Hey Gina! I saw the -60's this AM too! Just barely: 169.4! One bit of extra car s or salt today and I probably won't see it again tomorrow, so that's motivating ! Isn't it exciting to move down a 10# notch? I was in the 190s when I started. I always weigh 2# more ar the Center, so I don't know if I will make that 20# board this Friday or not. It would be great.
BigDog, I am SO like you- I will eat great but drink instead. Talk about beating myself up... I actually declined a party this weekend because it will be a rowdy one and I just don't want to be around it. It's an Ugly Sweater party, if you can imagine! Probably will be lots of laughs but I need to hibernate after last week and in advance of the next one.
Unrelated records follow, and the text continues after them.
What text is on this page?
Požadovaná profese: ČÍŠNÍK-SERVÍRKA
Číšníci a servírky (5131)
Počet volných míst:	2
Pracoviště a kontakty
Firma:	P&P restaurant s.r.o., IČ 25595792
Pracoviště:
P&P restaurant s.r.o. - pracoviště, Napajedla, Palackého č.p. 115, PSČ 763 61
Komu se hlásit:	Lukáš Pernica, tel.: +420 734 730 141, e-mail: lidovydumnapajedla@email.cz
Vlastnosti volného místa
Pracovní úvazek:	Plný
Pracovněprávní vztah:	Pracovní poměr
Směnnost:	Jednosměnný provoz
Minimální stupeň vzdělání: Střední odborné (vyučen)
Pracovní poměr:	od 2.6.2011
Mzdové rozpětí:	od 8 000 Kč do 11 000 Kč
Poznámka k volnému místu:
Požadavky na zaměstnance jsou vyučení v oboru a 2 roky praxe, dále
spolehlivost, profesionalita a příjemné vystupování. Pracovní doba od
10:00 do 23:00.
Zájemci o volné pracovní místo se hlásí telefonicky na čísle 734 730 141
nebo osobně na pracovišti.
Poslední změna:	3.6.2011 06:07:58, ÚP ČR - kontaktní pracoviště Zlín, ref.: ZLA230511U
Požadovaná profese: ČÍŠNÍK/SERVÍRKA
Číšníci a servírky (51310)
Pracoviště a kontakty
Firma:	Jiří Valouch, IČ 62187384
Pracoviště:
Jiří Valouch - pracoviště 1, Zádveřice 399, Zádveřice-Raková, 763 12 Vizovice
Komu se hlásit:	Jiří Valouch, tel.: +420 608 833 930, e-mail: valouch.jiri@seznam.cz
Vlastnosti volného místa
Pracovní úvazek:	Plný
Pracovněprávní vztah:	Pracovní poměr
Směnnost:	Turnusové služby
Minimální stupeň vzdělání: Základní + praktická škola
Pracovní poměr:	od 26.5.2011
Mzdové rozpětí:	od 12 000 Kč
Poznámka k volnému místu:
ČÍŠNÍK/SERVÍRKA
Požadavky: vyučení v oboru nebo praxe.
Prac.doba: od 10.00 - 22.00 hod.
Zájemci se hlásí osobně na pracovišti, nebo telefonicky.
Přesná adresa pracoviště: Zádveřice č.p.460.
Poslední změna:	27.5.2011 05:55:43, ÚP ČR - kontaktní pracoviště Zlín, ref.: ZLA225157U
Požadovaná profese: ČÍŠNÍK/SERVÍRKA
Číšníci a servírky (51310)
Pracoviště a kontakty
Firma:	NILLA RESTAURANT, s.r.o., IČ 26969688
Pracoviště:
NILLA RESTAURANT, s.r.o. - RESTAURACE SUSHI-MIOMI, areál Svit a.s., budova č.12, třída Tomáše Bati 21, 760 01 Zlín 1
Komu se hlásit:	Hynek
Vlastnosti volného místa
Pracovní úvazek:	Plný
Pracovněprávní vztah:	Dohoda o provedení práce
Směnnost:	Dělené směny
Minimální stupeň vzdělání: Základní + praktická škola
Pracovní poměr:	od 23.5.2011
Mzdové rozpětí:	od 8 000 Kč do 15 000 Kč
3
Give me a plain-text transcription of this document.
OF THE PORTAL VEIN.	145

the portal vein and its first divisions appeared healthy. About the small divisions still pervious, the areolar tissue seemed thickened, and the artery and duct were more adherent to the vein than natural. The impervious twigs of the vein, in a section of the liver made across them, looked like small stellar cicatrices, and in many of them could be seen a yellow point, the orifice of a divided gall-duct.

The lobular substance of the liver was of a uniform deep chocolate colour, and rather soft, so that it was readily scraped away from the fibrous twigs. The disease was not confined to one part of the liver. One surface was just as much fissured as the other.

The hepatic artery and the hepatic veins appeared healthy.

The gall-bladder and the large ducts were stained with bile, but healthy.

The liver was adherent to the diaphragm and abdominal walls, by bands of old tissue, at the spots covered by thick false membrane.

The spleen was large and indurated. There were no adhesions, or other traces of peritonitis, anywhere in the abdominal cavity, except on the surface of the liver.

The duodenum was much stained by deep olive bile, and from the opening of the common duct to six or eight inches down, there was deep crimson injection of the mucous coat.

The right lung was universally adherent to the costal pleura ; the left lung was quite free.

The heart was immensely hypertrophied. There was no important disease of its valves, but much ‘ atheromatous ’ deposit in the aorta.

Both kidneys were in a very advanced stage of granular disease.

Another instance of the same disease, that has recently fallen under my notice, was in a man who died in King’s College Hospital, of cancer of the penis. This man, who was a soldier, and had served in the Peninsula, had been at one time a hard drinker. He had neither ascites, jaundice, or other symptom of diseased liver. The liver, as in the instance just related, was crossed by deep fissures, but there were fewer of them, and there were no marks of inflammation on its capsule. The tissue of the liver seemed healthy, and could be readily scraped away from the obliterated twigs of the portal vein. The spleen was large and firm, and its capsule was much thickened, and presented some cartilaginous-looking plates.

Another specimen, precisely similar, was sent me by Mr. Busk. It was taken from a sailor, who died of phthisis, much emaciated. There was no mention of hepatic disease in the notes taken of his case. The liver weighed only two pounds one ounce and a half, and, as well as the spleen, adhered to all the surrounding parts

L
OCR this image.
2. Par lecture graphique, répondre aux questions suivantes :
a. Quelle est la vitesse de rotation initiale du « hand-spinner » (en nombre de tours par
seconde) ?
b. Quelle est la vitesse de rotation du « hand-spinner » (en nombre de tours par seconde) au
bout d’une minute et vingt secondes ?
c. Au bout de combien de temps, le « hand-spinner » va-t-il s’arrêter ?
At least I'm learning not to try to do everything.
Usually I don't get on the scales once during the holidays. I kind of wonder how much I typically gain. I have always eaten all the goodies that came in. And drank all the high-cal cocktails. Even if I don't make the 5 pounds by Christmas, I know I'm better off for being on program most of the time.


This has been hard...but I have only myself to blame. I see through looking at my food journal all of the mistakes I have made, and I feel like a child because it is almost like I pushed a little this past week just to see what I could get away with....not a good idea. To top it all off, I am headed to Vegas this weekend with my daughter and husband, and sure don't feel like I have much room where dining is concerned. This will be a challenge.